Robin Becker wrote:
Dave wrote:
Hi,
I've got smartd going on a gmirror system, however when smartd
starts up it says it can't find the various drives. I've tried both
the autodetection line as well as specifying the individual drives.
If this does work i'd like to know about it as i believe i might have
one failing drive, but am not sure which one.
Thanks.
Dave.
well as root I can certainly run smartctl -a /dev/ad4 (or /dev/ad6) so
I assume smartd could.
I like the idea of using gmirror status -s , but I don't know what the
results would be if one of the disks were going bad. Would it change
from COMPLETE to DEGRADED suddenly?
I would expect gmirror to report a problem when a disk gad *gone* bad.
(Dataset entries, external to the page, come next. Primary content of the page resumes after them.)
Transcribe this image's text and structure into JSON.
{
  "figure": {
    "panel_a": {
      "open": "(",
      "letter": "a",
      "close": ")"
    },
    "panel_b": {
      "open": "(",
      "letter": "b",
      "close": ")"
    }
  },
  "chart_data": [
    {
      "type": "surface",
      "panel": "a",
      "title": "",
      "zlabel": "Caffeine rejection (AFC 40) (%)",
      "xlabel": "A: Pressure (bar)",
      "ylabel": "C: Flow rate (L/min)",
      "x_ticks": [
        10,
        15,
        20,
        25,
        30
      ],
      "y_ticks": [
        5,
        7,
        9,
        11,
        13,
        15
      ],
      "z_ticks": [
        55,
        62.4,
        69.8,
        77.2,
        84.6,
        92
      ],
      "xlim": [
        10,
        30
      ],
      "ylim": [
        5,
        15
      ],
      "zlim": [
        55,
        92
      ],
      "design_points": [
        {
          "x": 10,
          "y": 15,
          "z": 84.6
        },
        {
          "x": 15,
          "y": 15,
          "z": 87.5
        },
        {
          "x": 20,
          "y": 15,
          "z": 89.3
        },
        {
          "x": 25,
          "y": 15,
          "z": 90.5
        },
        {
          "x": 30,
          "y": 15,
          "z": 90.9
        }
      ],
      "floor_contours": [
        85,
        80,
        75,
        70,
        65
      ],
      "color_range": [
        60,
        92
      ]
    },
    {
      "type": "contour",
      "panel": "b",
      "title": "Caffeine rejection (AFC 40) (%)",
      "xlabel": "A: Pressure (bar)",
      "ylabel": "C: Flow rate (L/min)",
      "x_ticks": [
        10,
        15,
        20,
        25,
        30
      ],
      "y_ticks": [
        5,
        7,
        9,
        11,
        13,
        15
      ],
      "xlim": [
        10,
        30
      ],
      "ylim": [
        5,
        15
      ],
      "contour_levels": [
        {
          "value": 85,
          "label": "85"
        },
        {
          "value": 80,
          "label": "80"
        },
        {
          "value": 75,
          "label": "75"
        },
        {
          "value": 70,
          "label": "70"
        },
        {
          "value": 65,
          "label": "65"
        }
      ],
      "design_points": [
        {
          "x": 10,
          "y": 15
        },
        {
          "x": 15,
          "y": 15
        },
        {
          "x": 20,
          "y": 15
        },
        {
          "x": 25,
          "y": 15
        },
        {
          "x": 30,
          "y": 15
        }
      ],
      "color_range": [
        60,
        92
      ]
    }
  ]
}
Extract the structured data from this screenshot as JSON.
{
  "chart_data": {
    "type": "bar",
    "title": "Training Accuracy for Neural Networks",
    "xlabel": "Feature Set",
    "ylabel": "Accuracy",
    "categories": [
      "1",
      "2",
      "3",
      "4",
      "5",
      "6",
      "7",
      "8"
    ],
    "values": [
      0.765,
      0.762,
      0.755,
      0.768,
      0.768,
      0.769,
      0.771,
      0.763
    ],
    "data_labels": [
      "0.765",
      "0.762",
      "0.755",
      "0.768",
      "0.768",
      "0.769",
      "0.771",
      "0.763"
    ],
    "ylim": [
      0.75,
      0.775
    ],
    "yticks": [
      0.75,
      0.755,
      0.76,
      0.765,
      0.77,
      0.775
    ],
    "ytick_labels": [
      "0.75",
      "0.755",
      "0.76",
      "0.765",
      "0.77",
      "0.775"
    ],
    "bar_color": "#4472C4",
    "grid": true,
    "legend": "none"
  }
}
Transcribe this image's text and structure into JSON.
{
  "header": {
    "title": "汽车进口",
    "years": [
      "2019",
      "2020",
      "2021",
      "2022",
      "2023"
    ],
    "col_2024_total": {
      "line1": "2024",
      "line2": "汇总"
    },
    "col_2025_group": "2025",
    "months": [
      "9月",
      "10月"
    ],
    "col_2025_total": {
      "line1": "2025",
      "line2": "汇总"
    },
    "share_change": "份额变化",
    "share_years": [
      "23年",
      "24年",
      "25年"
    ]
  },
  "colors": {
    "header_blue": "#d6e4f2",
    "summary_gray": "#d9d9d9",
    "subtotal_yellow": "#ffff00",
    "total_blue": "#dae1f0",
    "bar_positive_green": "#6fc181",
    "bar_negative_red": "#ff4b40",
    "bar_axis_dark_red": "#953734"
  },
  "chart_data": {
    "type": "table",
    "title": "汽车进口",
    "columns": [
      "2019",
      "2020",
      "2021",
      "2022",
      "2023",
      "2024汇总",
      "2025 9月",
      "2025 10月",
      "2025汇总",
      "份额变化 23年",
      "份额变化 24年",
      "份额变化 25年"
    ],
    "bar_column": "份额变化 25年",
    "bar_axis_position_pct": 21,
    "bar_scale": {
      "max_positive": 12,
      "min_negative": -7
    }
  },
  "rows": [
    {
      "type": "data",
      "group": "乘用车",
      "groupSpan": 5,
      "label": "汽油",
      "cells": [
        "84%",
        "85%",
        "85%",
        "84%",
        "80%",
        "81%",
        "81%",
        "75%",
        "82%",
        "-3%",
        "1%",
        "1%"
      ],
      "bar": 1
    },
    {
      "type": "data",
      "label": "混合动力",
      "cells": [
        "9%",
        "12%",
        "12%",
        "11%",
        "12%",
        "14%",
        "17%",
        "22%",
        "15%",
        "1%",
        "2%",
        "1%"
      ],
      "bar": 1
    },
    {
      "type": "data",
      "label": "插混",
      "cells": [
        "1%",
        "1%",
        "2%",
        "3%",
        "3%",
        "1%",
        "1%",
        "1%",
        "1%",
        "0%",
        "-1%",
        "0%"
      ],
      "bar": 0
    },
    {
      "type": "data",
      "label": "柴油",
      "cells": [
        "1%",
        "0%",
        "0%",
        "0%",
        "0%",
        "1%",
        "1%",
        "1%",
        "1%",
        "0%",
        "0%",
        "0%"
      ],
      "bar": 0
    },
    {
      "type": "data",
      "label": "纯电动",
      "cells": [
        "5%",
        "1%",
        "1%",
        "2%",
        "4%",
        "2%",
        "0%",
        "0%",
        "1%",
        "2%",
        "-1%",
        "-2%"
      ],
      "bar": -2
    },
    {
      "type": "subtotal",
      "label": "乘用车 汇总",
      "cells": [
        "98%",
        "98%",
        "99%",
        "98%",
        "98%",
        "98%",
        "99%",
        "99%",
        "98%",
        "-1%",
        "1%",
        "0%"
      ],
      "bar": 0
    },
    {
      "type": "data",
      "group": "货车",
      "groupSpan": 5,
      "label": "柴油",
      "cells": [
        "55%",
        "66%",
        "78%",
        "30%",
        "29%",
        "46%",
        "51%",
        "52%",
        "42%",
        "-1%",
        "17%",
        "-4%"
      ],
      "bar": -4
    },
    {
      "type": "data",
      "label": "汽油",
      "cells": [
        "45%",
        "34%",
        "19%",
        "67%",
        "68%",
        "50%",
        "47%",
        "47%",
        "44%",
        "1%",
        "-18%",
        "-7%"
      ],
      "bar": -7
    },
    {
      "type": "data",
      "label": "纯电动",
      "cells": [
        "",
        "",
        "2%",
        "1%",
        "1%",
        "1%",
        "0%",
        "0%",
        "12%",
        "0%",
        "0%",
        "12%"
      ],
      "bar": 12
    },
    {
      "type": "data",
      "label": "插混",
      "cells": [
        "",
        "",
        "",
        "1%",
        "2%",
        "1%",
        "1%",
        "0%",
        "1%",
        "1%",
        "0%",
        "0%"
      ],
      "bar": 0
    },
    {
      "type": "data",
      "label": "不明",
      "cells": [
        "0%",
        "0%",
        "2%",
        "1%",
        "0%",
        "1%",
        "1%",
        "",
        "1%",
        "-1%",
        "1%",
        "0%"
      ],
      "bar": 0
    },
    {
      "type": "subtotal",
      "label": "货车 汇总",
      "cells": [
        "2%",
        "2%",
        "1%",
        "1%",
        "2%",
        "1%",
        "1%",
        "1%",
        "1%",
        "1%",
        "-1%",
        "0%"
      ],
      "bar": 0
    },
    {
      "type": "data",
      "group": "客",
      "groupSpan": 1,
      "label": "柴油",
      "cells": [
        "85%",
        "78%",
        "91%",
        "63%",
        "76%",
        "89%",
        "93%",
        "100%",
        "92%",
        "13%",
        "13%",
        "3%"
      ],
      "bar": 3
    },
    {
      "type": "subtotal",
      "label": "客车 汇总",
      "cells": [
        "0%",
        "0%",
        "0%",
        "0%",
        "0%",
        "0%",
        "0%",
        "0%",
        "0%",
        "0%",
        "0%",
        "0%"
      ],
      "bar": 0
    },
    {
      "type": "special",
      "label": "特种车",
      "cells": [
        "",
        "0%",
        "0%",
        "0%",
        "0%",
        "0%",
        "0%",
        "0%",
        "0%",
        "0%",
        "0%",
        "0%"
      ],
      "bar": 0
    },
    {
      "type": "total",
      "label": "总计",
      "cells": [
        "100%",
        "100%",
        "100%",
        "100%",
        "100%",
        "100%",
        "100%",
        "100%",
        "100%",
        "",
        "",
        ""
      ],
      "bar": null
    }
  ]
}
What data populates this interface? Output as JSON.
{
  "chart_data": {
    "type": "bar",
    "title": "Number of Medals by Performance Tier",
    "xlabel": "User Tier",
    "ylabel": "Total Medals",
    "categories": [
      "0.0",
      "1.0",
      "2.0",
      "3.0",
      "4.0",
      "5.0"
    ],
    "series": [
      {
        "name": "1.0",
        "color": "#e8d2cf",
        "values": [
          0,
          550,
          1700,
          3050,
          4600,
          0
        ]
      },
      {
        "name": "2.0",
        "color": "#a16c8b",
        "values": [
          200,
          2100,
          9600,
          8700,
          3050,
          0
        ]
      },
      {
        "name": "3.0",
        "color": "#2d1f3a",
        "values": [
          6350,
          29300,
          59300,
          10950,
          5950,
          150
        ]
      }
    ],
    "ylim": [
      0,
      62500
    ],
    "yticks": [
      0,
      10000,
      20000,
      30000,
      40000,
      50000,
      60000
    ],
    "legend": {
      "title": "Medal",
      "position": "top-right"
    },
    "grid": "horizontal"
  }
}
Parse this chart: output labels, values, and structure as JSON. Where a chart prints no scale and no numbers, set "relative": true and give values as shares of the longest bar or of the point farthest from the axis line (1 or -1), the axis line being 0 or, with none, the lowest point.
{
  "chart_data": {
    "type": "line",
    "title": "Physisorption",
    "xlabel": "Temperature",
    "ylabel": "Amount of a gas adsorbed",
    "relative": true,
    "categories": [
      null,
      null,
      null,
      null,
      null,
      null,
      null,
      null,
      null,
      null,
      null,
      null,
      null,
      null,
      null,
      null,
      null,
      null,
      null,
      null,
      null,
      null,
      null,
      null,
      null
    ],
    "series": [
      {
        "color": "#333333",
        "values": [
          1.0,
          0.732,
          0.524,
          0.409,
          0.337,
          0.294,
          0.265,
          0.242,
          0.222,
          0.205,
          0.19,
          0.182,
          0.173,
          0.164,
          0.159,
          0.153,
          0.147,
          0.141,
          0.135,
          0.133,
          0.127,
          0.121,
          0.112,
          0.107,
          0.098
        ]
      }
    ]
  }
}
Going bad from a SMART point of view can mean, for example, too high a
rate of read retries or too many bad sectors remapped. At that point
the drive is technically working, so there is nothing technically wrong
with the array status. In such a case SMART would just be telling you
that the disk is likely to go kablooey soon; time for backups, new drive
etc. etc.
Something like gmirror status -s you can presumably run even every five
minutes from cron; if you weed out the good results you'll only get
email if something does go wrong.
Use both approaches since they tell you different things which just
happen some of the time to coincide.